We live in the presence of God whether we recognize it or not. However, as our eyes adjust to the holiness around us, the injustice of the world becomes more apparent and more intolerable. Questions such as why do we suffer? and why are the good punished and the evil rewarded? and why does the world seem to be in inexorable decline socially and environmentally? abound when we link our experience of our Creator with our moral compasses. C.S. Lewis, in The Problem of Pain, begins with a discussion of religion in general. He says that the roots of religion are two-fold: the universal, uncanny, dreadful, unexplainable something that he calls experiencing the “numinous”; and the emergence of morality. The Jewish people, he continues, were the first to combine these two things when they discerned that their God both prompted them to live a life of good morals and helped them along the way. As the understanding of God as a necessarily “good” being grew, the aforementioned questions became more prevalent. Indeed, if we were without our understanding of God as a beneficent Creator, then there would be no problem associated with injustice or pain. They would simply be neutral facts, as indistinguishable from their natural counterparts as colors in the dark. However, we are blessed with the revelation that our God is good. This is both a comforting and a vexing thought. Abraham takes the vexation head on. In doing so, he accuses God of premeditated capriciousness and also shows just how poorly he, Abraham, understands the concept of justice.
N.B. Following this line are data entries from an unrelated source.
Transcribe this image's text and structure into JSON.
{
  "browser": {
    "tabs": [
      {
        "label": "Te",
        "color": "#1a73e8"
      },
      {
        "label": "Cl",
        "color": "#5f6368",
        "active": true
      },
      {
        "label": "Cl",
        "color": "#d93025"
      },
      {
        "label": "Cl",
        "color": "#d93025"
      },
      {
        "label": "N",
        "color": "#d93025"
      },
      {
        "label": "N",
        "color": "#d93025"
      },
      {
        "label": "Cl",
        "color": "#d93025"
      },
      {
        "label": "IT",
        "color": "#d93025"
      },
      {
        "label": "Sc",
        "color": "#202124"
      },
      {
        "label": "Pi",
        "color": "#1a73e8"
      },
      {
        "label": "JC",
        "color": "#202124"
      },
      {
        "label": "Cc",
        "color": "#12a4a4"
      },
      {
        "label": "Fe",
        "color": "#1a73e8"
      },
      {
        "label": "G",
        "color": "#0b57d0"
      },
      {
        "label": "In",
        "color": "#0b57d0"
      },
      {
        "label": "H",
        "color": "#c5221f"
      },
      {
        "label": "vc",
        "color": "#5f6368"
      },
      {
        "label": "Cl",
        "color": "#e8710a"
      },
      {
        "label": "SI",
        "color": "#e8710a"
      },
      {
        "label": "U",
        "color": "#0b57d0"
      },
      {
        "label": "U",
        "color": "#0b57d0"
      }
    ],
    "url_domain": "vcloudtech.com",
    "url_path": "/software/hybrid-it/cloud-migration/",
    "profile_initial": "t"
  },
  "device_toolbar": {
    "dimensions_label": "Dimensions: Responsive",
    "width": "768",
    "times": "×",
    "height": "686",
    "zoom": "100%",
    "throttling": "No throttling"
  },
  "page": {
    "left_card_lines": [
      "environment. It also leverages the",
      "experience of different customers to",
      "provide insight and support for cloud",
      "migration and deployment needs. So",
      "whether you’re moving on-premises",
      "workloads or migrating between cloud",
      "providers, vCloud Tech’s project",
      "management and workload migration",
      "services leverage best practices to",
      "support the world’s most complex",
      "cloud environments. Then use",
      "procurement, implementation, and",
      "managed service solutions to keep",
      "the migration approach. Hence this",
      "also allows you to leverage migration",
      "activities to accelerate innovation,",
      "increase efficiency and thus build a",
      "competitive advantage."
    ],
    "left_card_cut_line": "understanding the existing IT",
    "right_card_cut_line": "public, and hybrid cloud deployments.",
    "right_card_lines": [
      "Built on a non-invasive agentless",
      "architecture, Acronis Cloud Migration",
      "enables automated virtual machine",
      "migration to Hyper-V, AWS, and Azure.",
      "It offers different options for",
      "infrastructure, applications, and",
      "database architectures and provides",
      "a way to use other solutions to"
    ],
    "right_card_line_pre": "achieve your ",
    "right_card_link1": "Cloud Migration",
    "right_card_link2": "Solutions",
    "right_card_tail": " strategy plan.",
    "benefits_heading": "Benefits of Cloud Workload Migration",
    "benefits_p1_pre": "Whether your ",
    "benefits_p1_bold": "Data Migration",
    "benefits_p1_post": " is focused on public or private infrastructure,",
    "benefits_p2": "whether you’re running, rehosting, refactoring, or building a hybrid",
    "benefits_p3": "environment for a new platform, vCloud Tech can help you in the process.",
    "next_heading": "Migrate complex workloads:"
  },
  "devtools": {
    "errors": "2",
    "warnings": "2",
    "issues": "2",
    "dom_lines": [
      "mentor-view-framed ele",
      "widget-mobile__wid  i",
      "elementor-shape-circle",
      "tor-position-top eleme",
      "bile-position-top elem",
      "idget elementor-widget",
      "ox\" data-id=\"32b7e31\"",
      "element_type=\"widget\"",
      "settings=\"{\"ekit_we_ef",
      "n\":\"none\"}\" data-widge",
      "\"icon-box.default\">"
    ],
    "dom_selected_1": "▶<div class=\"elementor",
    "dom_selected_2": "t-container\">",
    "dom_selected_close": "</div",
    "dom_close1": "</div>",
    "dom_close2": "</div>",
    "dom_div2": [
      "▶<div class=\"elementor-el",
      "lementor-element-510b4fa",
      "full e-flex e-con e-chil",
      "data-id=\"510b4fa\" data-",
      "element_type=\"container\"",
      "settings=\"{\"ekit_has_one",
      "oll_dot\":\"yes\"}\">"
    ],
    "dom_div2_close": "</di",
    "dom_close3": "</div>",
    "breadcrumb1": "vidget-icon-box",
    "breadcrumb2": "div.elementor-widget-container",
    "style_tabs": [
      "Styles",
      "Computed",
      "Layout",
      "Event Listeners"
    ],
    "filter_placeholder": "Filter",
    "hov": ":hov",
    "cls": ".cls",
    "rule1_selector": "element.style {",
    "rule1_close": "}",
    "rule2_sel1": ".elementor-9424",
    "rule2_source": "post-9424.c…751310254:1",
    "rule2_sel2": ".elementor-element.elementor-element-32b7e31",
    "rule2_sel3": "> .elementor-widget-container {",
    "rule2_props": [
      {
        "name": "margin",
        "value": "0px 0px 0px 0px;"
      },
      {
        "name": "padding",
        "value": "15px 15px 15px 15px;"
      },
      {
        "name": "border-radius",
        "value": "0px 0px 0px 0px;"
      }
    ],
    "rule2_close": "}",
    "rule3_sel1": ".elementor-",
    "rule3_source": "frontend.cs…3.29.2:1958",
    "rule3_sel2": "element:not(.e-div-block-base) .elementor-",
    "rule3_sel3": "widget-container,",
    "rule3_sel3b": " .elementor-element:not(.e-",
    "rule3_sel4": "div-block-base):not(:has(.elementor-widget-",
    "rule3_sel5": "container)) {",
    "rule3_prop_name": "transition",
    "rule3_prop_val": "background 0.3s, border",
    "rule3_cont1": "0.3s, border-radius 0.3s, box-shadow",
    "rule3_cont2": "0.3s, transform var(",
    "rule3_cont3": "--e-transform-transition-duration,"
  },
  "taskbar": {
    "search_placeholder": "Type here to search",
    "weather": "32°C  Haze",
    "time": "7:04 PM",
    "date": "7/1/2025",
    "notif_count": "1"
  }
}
“Will you indeed sweep away the righteous with the wicked?” says Abraham. Here Abraham wrestles with what might be termed “Divine inscrutability.”** What looks like capriciousness to humans, goes one interpretation, is God fulfilling God’s inscrutable plan. This quickly becomes the “It’s God’s will” argument. However, this progression is inherently flawed. There is obviously a paradox happening somewhere when inscrutability and knowledge of God’s will are mentioned in the same breath. These two approaches seek to answer the “why” question (why did God let this happen? etc). Inscrutability says, “I don’t know why.” The God’s will argument says just that—“It’s God’s will,” no matter what happens. The latter is a very limited understanding of our relationship with God. While the “will” of God certainly exists, it is not the organizing principle by which we live. That is, instead, reserved for the “Word” of God, which is both the foundation of existence and the incarnate being of Jesus Christ. Affirming this premise does not answer the “why” question, but supersedes it with the person of Christ, who is present with us in our pain and suffering. The inscrutability of God is maintained because we can never fully know God, but our questions are answered by a relationship with Jesus Christ (rather than an explanation).